Although both Gus Frerotte and Jay Feeley are listed together as first-team quarterbacks on the latest depth chart, Coach Nick Saban said Frerotte was a "little bit ahead" of Feeley and would start Saturday night's preseason game at Pittsburgh.
* CHIEFS: Coach Dick Vermeil said that the knee injury wide receiver Freddie Mitchell suffered early in training camp may cost Mitchell an opportunity to play with the Chiefs this season.
The team has not been happy with Mitchell since he declined to have arthroscopic surgery after tearing meniscus cartilage in his right knee July 30. The Chiefs believed Mitchell would have missed only a couple of weeks of practice if he had had the operation.
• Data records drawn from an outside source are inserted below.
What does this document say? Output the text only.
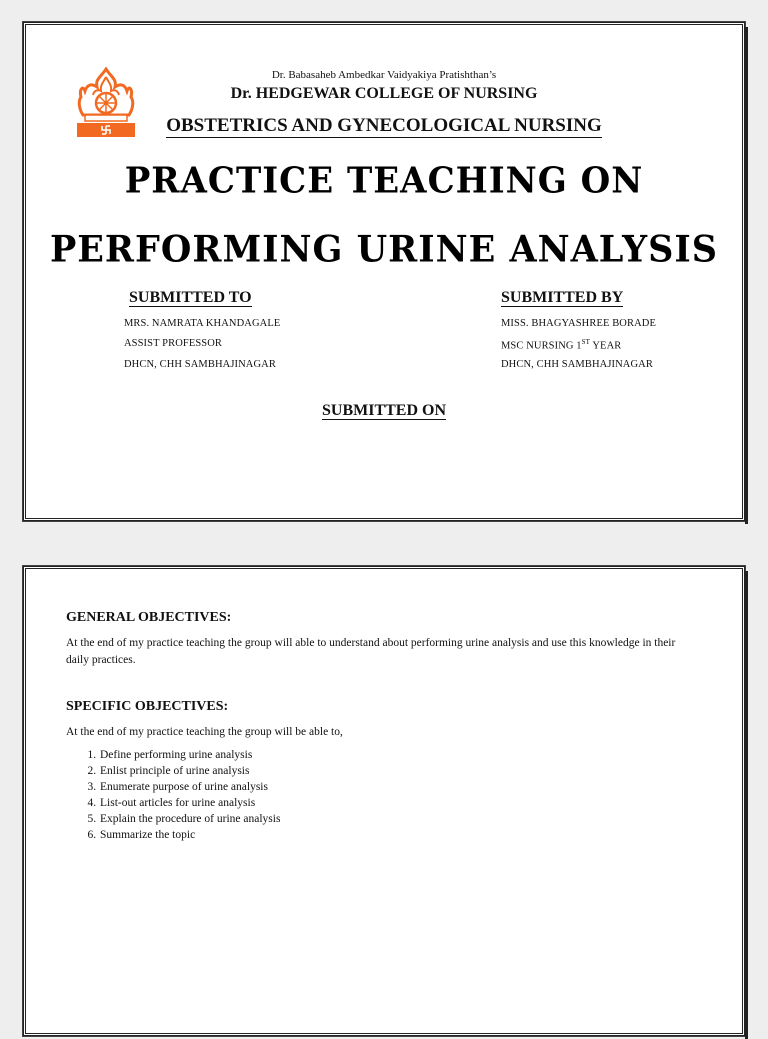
Dr. Babasaheb Ambedkar Vaidyakiya Pratishthan’s
Dr. HEDGEWAR COLLEGE OF NURSING
OBSTETRICS AND GYNECOLOGICAL NURSING
PRACTICE TEACHING ON
PERFORMING URINE ANALYSIS
SUBMITTED TO
MRS. NAMRATA KHANDAGALE
ASSIST PROFESSOR
DHCN, CHH SAMBHAJINAGAR
SUBMITTED BY
MISS. BHAGYASHREE BORADE
MSC NURSING 1ST YEAR
DHCN, CHH SAMBHAJINAGAR
SUBMITTED ON
GENERAL OBJECTIVES:
At the end of my practice teaching the group will able to understand about performing urine analysis and use this knowledge in their daily practices.
SPECIFIC OBJECTIVES:
At the end of my practice teaching the group will be able to,
1. Define performing urine analysis
2. Enlist principle of urine analysis
3. Enumerate purpose of urine analysis
4. List-out articles for urine analysis
5. Explain the procedure of urine analysis
6. Summarize the topic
Instead, Mitchell still can't cut and only recently began running full speed straight ahead.
"He was doing fine before he hurt the cartilage, and he elected on his own not to get it operated on," Vermeil said Monday. "Our people thought he ought to get it done, and he'd be back practicing right now. . . . It's going to be tough now, if you're not in position to compete."
* JETS: Chas Gessner has heard plenty of wisecracks about being an Ivy League wide receiver trying to make it in the NFL. With each impressive catch in training camp, the Brown University graduate from Hyattsville (Good Counsel) moves closer to having the last laugh.
Gessner, who holds a degree in history, is well aware of the general lack of success by Ivy League receivers in the NFL. But after being one of the final cuts in New England's camp two straight seasons, Gessner is in the running for the Jets' fifth receiver spot.
"I set out to prove that I can play in this league," said Gessner, who turns 24 today. "It's kind of me trying to prove it to myself. I'm not trying to prove any doubters wrong or anything like that. I just really want to play in this league and . . . it's something that I'm going to pour everything I have into."